Sitting in the office with a financial model validation on one monitor and the Webster university course registration window on another, I weigh my options. Can I manage two courses at once again? I glance at my calendar and see a business trip set for next week, upcoming regulatory audits, birthday parties, and other events. Time is on my mind and at a different time in my life, anxiety would be breathing down my neck.
Last year, at my therapist recommendation, I began keeping a planner. She encouraged me to not try to change my schedule at all; just to log my time. The result was a discovery that I had a skewed perception of how my time was being spent. More sobering, I wasted massive amounts of time doing nothing. I mean, scrolling through Instagram mindlessly, or anxiously responding to small talk texts that I thought, if missed, would make my friends and family feel unloved. Fictional responsibilities based on unrealistic expectations. Upon reflection, it is likely that my friends did not need my “lol” texts as much as I thought they did.
As it turns out, when I took the time to examine myself, my time, I was able to make changes that improved my quality of life. It gave me more time to do what made me happy.

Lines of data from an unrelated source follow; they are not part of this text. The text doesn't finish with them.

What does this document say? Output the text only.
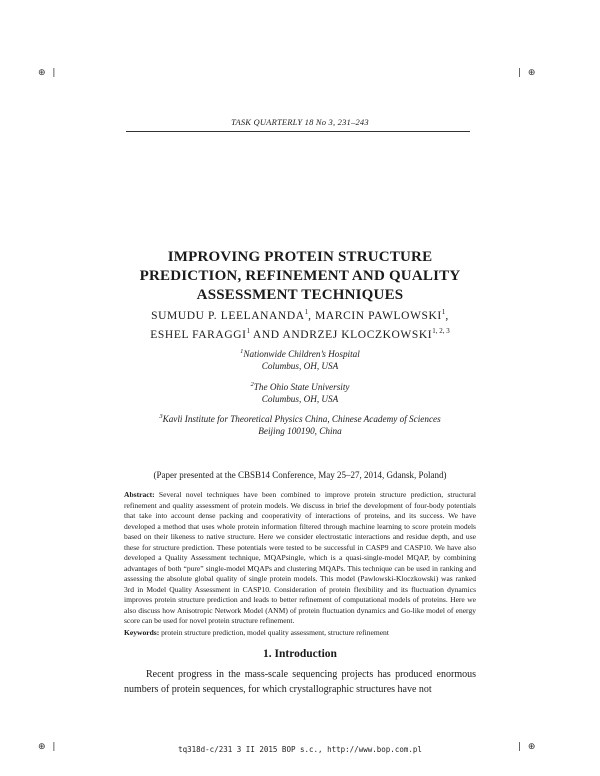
⊕ |	| ⊕
⊕ |	| ⊕
TASK QUARTERLY 18 No 3, 231–243
IMPROVING PROTEIN STRUCTURE
PREDICTION, REFINEMENT AND QUALITY
ASSESSMENT TECHNIQUES
SUMUDU P. LEELANANDA$^1$, MARCIN PAWLOWSKI$^1$,
ESHEL FARAGGI$^1$ AND ANDRZEJ KLOCZKOWSKI$^{1, 2, 3}$
$^1$Nationwide Children’s Hospital
Columbus, OH, USA
$^2$The Ohio State University
Columbus, OH, USA
$^3$Kavli Institute for Theoretical Physics China, Chinese Academy of Sciences
Beijing 100190, China
(Paper presented at the CBSB14 Conference, May 25–27, 2014, Gdansk, Poland)
Abstract: Several novel techniques have been combined to improve protein structure prediction, structural refinement and quality assessment of protein models. We discuss in brief the development of four-body potentials that take into account dense packing and cooperativity of interactions of proteins, and its success. We have developed a method that uses whole protein information filtered through machine learning to score protein models based on their likeness to native structure. Here we consider electrostatic interactions and residue depth, and use these for structure prediction. These potentials were tested to be successful in CASP9 and CASP10. We have also developed a Quality Assessment technique, MQAPsingle, which is a quasi-single-model MQAP, by combining advantages of both “pure” single-model MQAPs and clustering MQAPs. This technique can be used in ranking and assessing the absolute global quality of single protein models. This model (Pawlowski-Kloczkowski) was ranked 3rd in Model Quality Assessment in CASP10. Consideration of protein flexibility and its fluctuation dynamics improves protein structure prediction and leads to better refinement of computational models of proteins. Here we also discuss how Anisotropic Network Model (ANM) of protein fluctuation dynamics and Go-like model of energy score can be used for novel protein structure refinement.
Keywords: protein structure prediction, model quality assessment, structure refinement
1. Introduction
Recent progress in the mass-scale sequencing projects has produced enormous numbers of protein sequences, for which crystallographic structures have not
tq318d-c/231 3 II 2015 BOP s.c., http://www.bop.com.pl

Learning makes me happy, challenging coursework, keeps me engaged, and a busy routine keeps me on the right path. For me, two courses will work just fine, because I prioritize the things that increase my quality of life. I would encourage anyone to take the time and examine themselves as well, and prioritize happiness. Sometimes that is a break from your phone, sometimes it is a quiet trip to the gym; it could even be taking zero classes for a while. Do not forget to do what is best for you, because sacrifice is mandatory when success is desired, but be absolutely certain that the cost is worth the benefit.